Background: Despite aggressive resuscitation, out-of-hospital cardiac arrest (OHCA) survival is approximately 10-20% with 90% of survivors suffering severe neurologic injury and possible brain death. Few early prognostic indicators are available to guide decision making. Consequently, care may be provided despite medical futility, or care may be inappropriately withdrawn. In the hours to days after ischemic injury of OHCA, brain-specific proteins are released into the bloodstream. We hypothesize that higher protein biomarker levels will predict reduced rate of survival to discharge and higher degree of neurologic injury in survivors.

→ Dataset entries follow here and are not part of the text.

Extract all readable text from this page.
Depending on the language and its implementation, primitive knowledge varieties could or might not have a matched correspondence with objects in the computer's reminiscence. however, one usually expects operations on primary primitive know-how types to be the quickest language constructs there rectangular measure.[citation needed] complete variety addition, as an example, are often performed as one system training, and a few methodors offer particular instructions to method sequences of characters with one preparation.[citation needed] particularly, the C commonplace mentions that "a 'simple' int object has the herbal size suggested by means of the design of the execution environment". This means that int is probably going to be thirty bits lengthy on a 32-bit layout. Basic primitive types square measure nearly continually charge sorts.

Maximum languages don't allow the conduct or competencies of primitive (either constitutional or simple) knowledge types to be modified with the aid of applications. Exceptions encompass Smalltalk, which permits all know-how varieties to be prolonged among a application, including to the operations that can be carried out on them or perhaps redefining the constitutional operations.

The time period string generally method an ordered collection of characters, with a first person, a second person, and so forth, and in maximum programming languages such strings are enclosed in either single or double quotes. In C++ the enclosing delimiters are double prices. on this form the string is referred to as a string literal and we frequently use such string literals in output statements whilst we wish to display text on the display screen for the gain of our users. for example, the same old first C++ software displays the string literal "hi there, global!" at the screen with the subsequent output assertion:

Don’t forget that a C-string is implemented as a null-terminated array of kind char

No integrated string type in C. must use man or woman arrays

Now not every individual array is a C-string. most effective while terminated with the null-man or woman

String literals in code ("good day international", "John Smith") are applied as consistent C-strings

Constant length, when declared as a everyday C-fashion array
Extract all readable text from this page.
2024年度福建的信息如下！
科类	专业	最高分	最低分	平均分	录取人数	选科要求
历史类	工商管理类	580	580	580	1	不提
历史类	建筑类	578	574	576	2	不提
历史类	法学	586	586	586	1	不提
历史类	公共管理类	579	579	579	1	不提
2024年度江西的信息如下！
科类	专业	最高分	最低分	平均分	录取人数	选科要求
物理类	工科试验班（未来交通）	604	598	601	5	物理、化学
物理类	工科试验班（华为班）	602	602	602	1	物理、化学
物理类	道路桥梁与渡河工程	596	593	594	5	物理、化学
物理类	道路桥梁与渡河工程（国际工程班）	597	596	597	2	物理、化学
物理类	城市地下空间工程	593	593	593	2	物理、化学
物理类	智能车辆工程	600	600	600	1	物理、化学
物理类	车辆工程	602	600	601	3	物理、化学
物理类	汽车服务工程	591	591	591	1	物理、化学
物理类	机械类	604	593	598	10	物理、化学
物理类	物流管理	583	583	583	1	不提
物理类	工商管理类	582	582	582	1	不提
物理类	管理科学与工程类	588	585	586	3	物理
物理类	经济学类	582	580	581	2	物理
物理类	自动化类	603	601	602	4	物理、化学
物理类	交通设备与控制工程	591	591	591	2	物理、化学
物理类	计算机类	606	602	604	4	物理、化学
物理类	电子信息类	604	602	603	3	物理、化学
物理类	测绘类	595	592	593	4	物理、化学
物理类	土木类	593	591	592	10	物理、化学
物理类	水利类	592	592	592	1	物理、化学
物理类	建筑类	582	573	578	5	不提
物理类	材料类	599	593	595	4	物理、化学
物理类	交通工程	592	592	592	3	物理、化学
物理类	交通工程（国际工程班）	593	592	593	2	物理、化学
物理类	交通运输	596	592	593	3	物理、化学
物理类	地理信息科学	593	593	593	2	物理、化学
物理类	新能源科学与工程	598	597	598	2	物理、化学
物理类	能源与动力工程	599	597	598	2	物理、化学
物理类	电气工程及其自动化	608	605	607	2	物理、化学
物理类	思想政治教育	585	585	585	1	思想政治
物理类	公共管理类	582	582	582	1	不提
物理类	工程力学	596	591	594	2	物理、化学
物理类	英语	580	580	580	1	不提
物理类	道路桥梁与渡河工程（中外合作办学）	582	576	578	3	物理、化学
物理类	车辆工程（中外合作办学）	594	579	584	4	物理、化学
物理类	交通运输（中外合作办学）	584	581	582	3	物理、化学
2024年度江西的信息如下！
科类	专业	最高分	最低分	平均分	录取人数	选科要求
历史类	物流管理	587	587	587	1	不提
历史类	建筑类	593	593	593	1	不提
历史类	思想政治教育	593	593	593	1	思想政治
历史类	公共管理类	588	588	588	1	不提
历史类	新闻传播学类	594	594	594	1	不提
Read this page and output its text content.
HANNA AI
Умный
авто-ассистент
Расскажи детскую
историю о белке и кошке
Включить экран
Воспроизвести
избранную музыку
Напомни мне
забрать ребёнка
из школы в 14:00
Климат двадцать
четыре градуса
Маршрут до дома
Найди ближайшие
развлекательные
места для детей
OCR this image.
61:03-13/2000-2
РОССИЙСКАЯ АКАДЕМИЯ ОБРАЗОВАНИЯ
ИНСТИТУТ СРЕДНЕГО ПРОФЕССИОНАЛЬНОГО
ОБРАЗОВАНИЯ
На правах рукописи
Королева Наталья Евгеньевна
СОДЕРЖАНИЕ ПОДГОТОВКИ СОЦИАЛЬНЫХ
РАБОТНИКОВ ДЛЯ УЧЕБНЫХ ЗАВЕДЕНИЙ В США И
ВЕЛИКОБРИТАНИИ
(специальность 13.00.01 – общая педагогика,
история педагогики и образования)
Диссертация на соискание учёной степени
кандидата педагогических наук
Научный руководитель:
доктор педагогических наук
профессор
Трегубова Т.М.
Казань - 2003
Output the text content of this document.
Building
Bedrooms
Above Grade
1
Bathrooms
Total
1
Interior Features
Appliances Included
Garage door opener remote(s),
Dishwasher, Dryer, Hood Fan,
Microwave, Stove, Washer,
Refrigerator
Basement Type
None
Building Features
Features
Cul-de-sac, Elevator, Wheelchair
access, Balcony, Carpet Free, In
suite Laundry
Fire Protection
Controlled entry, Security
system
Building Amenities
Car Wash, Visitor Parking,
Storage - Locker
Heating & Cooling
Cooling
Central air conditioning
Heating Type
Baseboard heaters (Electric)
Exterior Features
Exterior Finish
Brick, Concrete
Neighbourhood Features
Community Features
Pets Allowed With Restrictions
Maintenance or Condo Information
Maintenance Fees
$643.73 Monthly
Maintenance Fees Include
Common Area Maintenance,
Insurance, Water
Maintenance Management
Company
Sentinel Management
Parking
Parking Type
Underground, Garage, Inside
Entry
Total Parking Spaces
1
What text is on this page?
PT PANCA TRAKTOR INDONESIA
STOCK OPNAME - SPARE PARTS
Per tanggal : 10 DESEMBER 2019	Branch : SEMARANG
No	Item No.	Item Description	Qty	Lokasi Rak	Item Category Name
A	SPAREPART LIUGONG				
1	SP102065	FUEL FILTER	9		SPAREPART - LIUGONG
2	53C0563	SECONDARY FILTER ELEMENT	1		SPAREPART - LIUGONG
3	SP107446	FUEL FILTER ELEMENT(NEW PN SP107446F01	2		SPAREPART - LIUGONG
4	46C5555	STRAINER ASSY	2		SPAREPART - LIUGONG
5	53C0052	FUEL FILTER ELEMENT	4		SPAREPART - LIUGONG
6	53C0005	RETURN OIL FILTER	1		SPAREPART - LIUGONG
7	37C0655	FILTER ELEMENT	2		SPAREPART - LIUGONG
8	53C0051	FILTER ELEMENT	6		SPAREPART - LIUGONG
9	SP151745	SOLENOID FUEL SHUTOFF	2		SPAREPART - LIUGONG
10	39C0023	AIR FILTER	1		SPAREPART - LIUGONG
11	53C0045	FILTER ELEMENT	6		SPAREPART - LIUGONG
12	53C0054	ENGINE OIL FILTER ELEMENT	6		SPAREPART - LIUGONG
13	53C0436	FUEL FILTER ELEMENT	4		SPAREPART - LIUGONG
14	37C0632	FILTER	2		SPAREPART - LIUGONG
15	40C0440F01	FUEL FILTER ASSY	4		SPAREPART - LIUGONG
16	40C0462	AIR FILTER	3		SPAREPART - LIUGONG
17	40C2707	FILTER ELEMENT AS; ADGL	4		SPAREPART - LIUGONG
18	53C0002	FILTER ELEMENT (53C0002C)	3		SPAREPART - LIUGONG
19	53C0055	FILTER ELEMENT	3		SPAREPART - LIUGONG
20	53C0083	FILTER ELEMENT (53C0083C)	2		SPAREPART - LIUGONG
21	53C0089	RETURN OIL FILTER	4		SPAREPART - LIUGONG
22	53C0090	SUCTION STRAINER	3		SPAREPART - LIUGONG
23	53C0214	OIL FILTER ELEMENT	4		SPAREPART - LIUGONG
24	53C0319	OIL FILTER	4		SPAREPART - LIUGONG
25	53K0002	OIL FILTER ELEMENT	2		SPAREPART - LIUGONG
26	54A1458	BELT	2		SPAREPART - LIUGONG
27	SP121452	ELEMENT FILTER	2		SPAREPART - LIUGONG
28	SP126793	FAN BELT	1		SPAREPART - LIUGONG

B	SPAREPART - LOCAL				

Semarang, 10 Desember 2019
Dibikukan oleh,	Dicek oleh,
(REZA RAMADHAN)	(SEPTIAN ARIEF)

Methods: This is a blinded, single center, prospective observational study of 13 patients ≥18 years old with return of spontaneous circulation (ROSC) after nontraumatic OHCA. Blood was collected within 59 minutes of ROSC, every 6 hours for 24 hours, and every 24 hours until day 6, hospital discharge, or death. Five neuroinjury biomarkers were analyzed: NFL, GFAP, UCHL1, Tau, and S100B. Good vs poor neurologic outcome was quantified as Cerebral Performance Category (CPC 1 or 2 vs CPC 3, 4, 5, or death, respectively) at time of discharge and at 6 months post-OHCA. Serum biomarker level was quantified by a researcher blinded to patient outcome using quantitative enzyme linked immunosorbent assay (ELISA) and digital immunoassay. Wilcoxon rank sum test was used to assess differences in biomarker level between good vs poor outcome groups.
Results: Subjects had average age of 61 years, 62% were male. Initial rhythm was 38% ventricular fibrillation or ventricular tachycardia, 31% asystole, and 31% pulseless electrical activity. Survival to discharge with good outcome at 6 months occurred in 39% of subjects. CPC category of good vs poor outcome was unchanged between discharge and 6 month follow up for all subjects. Subjects with poor outcomes had significantly (p < 0.05) higher levels of all biomarkers than did subjects with good outcomes at H18, H24, H48. Tau and S100B were also significantly (p < 0.05) higher in poor outcome than good outcome at H6.
Conclusion: Pilot results support our hypothesis that patients with higher bloodborne neural biomarker level following OHCA predicts poorer neurologic outcome. Future studies will optimize positive predictive value (PPV) and negative predictive value (NPV) for clinical decision-making.